Two components of environmental health have changed drastically over the past two decades, since the high profile Love Canal disaster (of the late 1970’s and early 1980’s). First, environmental contamination has become more diffuse; no longer do a small number of toxins emit from a well defined area such as a landfill site. More importantly, environmental health has surpassed the 25% mark in its share of the global disease burden. At least one in four diseases at a global level is caused, in major part, by a man-made source of contamination.
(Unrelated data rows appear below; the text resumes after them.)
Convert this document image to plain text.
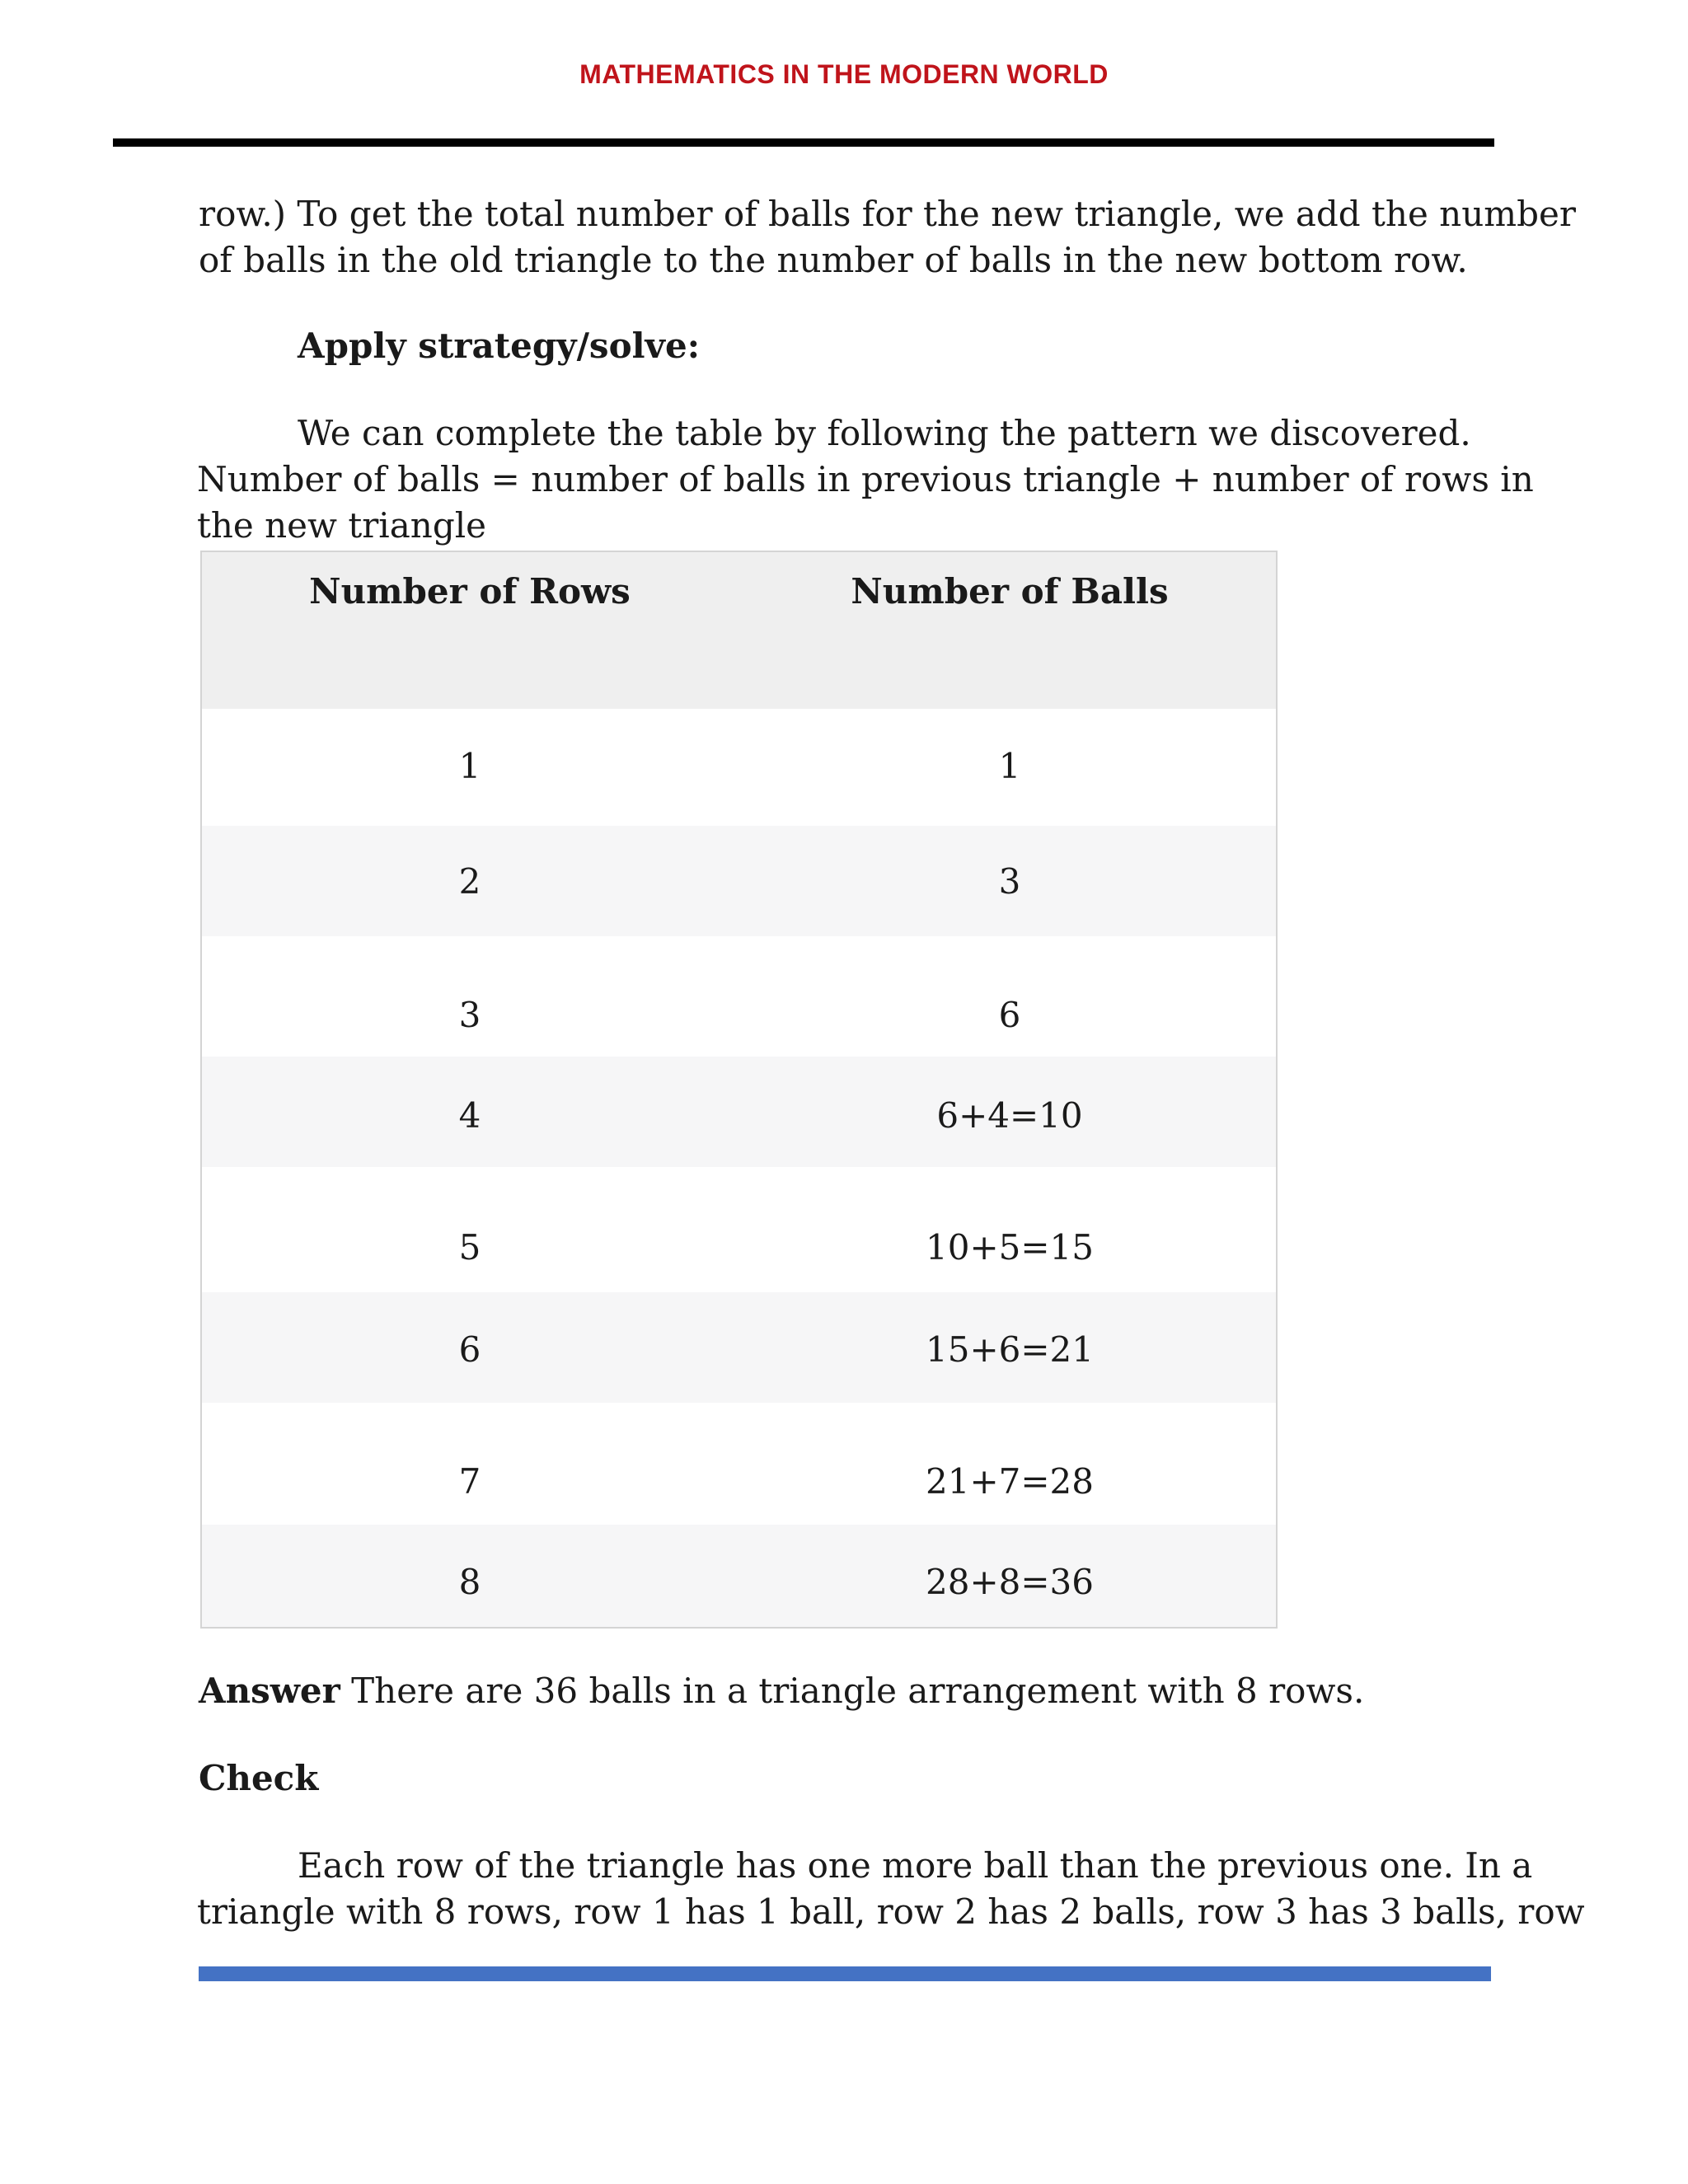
MATHEMATICS IN THE MODERN WORLD
row.) To get the total number of balls for the new triangle, we add the number
of balls in the old triangle to the number of balls in the new bottom row.
Apply strategy/solve:
We can complete the table by following the pattern we discovered.
Number of balls = number of balls in previous triangle + number of rows in
the new triangle
Number of Rows	Number of Balls
1	1
2	3
3	6
4	6+4=10
5	10+5=15
6	15+6=21
7	21+7=28
8	28+8=36
Answer There are 36 balls in a triangle arrangement with 8 rows.
Check
Each row of the triangle has one more ball than the previous one. In a
triangle with 8 rows, row 1 has 1 ball, row 2 has 2 balls, row 3 has 3 balls, row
Traditional paradigms of sensing technology and sensing systems design follow the traditional expectation for environmental contamination. Sensors are typically developed to detect single or small numbers of analytes or molecules, with high specificity and low detection thresholds, in known locations of relatively small area. Because of signal path overhead, sampling requirements, and other support components of system design, sensors relevant to environmental health remain relatively inaccessible to a broad range of users. In order to empower communities to resolve environmental health problems of local and relevant concern (to the community), both the constraints of these systems (cost, size, portability) and the paradigms of sensing must change. This talk addresses essential elements involved in achieving these changes and offers a framework by which sensing technologies can be adapted into novel systems to address contemporary environmental health threats. Examples related to assessing health risk due to arsenic contamination (in soil and water), pollutants in indoor air (synergistic reactions of air fresheners in urban environments), and water quality (biological pathogen pre-screening) are discussed in the context of these frameworks.
Denise Wilson is an Associate Professor in Electrical Engineering and holds an adjunct appointment in Civil and Environmental Engineering at the University of Washington. She received her B.S. degree in mechanical engineering from Stanford University and her M.S. and Ph.D. degrees from the Georgia Institute of Technology, both in Electrical Engineering. Prior to beginning her Ph.D., she worked for Applied Materials, a semiconductor capital equipment maker. She also holds an M.Ed. from the University of Washington (2008). Her research interests cover major threads in engineering education as well as (chemical and biological) sensors research which cross-over in her work in community based partnerships and community outreach.